Humans have the remarkable ability to use held objects as tools to interact with their environment. For this to occur, humans internally estimate how hand movements affect the object's movement. We wish to endow robots with this capability. We contribute methodology to jointly estimate the geometry and pose of objects grasped by a robot, from RGB images captured by an external camera. Notably, our method transforms the estimated geometry into the robot's coordinate frame, while not requiring the extrinsic parameters of the external camera to be calibrated. Our approach leverages 3D foundation models, large models pre-trained on huge datasets for 3D vision tasks, to produce initial estimates of the in-hand object. These initial estimations do not have physically correct scales and are in the camera's frame. Then, we formulate, and efficiently solve, a coordinate-alignment problem to recover accurate scales, along with a transformation of the objects to the coordinate frame of the robot. Forward kinematics mappings can subsequently be defined from the manipulator's joint angles to specified points on the object. These mappings enable the estimation of points on the held object at arbitrary configurations, enabling robot motion to be designed with respect to coordinates on the grasped objects. We empirically evaluate our approach on a robot manipulator holding a diverse set of real-world objects.
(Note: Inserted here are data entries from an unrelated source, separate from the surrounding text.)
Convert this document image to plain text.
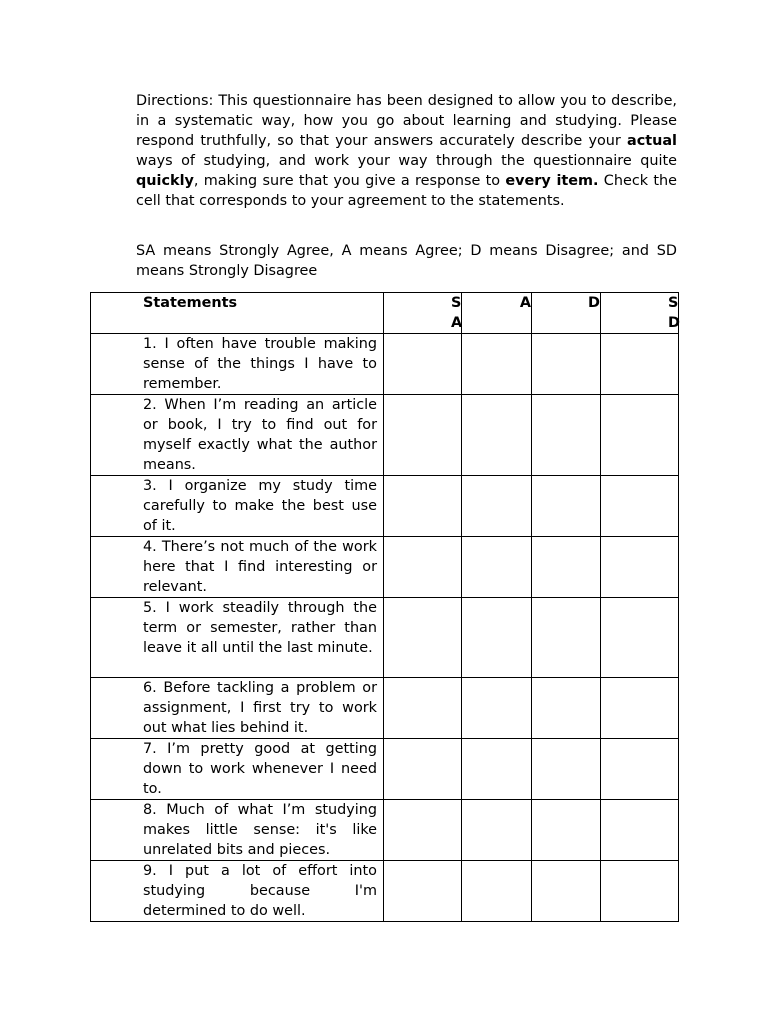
Directions: This questionnaire has been designed to allow you to describe, in a systematic way, how you go about learning and studying. Please respond truthfully, so that your answers accurately describe your actual ways of studying, and work your way through the questionnaire quite quickly, making sure that you give a response to every item. Check the cell that corresponds to your agreement to the statements.

SA means Strongly Agree, A means Agree; D means Disagree; and SD means Strongly Disagree

Statements	SA	A	D	SD

1. I often have trouble making sense of the things I have to remember.				

2. When I’m reading an article or book, I try to find out for myself exactly what the author means.				

3. I organize my study time carefully to make the best use of it.				

4. There’s not much of the work here that I find interesting or relevant.				

5. I work steadily through the term or semester, rather than leave it all until the last minute.				

6. Before tackling a problem or assignment, I first try to work out what lies behind it.				

7. I’m pretty good at getting down to work whenever I need to.				

8. Much of what I’m studying makes little sense: it's like unrelated bits and pieces.				

9. I put a lot of effort into studying because I'm determined to do well.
翻译：人类具备利用手持物体作为工具与环境交互的非凡能力。为实现这一行为，人类需在内部估计手部运动如何影响物体的运动。我们希望赋予机器人这种能力。本文提出一种从外部摄像头采集的RGB图像中，联合估计机器人抓取物体几何形状与姿态的方法。值得注意的是，该方法将估计的几何结构转换至机器人坐标系，且无需对外部摄像头的外参进行标定。我们的方法利用三维基础模型——即在海量数据集上预训练、用于三维视觉任务的大规模模型——来生成手持物体的初始估计。这些初始估计不具备物理正确的尺度，且处于摄像头坐标系中。随后，我们构建并高效求解了一个坐标对齐问题，以恢复精确尺度，并将物体转换至机器人坐标系。随后可通过机械臂关节角度到物体指定点的前向运动学映射，估计抓取物体在任意构型下的位点。这些映射支持基于抓取物体坐标设计机器人运动。我们在搭载多样化真实物体的机器人机械臂上对所提方法进行了实证评估。